Per quanto riguarda i recipienti atti a contenere vino era in uso comune in questo periodo adoperare contenitori di creta smaltata e di terracotta. La prima documentazione che accenna qualcosa di molto simile al fiasco, quindi di vetro, risale al XII secolo, dove si menzionano i maestri vetrai di San Gimignano chiamati “Bicchierai”, la cui produzione era appunto quella di bicchieri e bottiglie. Sembra che il rivestimento in paglia del fiasco toscano sia stato inventato nientemeno che da Leonardo da Vinci, per espressa richiesta di un gruppo di vetrai. A parte l’inserimento del vetro, l’enologia non ebbe grossi cambiamenti nel periodo che comprende il Medioevo e il Rinascimento, mentre si ha una evoluzione con l’espansione del colonialismo. Con i pionieri la viticoltura arrivò in California, nell’America Centrale e nel Sudamerica. La Francia portò insieme con l’Italia le viti in alcuni paesi dell’Africa settentrionale, come Algeria e Tunisia, mentre la Spagna si occupò del Marocco. Fu però proprio il contatto con l’America a causare la più grande catastrofe della storia della vite. Nel corso della seconda metà del XIX secolo le nostre viti furono sterminate dalla comparsa di veri e propri flagelli provenienti da oltre oceano, cioè l’oidio (1852), fillossera (1868), peronospora (1885). La salvezza venne dal paese responsabile della catastrofe: innestate su piante americane le vecchie varietà di Vitis Vinifera iniziarono una nuova carriera. Quella che era stata una sciagura, forse si rivelò una fortuna perché costrinse la coltura della vite a passare da statica a dinamica e da empirica a scientifica. Infatti la soluzione a queste pestilenze si ebbero grazie al progredire della chimica e della biologia che incominciarono ad interessarsi di enotecnica risolvendo i misteriosi fenomeni legati alla vinificazione e segnando così l’inizio di collaborazione con il vignaiolo che continuerà e si svilupperà nel tempo fino a portarci ai giorni d’oggi.
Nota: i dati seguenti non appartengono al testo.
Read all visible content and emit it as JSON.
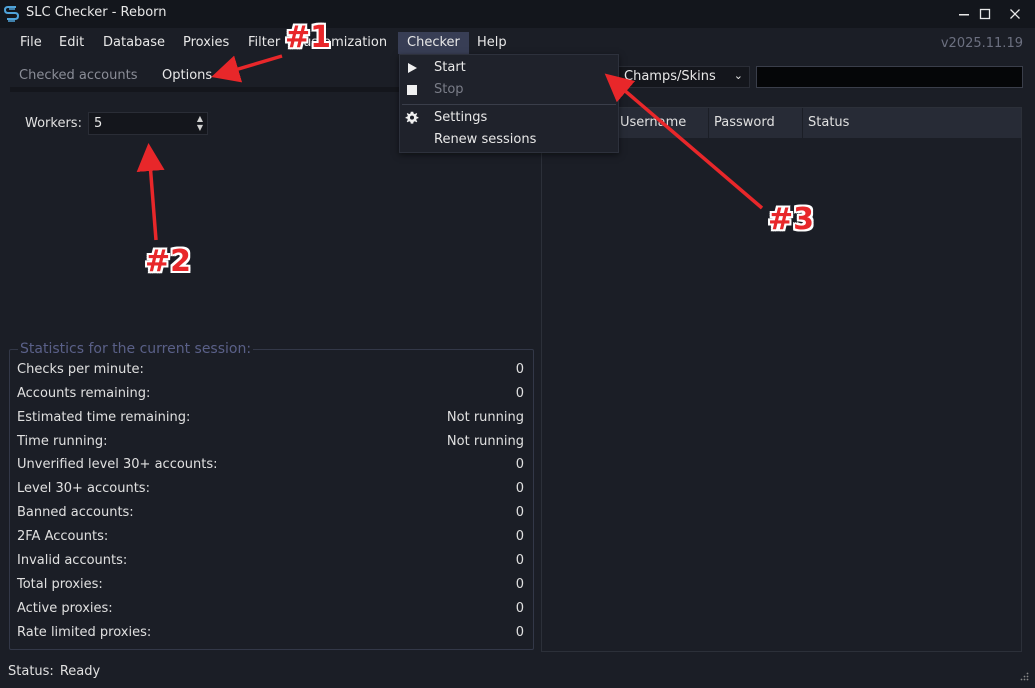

Concludo con una ultima curiosità che a noi sta a cuore: l’origine del sostantivo sommelier. L’ipotesi più attendibile è quella, poco edificante, di derivare dal conduttore di bestie da soma che in guerra trasportava viveri e bevande (quindi anche vino) per le truppe combattenti. Questo guardiano di asini e muli era chiamato dai francesi “saumalier”. La vicinanza al nostro nome è talmente palese da rendere inutili ulteriori commenti. L’unica considerazione che faccio, e la faccio con piacere, è quella di constatare che l’opera svolta dai sommeliers, dall’inizio fino ad oggi, ha nobilitato questo sostantivo ed ha creato quella figura elegante, distinta e nello stesso tempo competente e professionale che tutti riconoscono ed ammirano.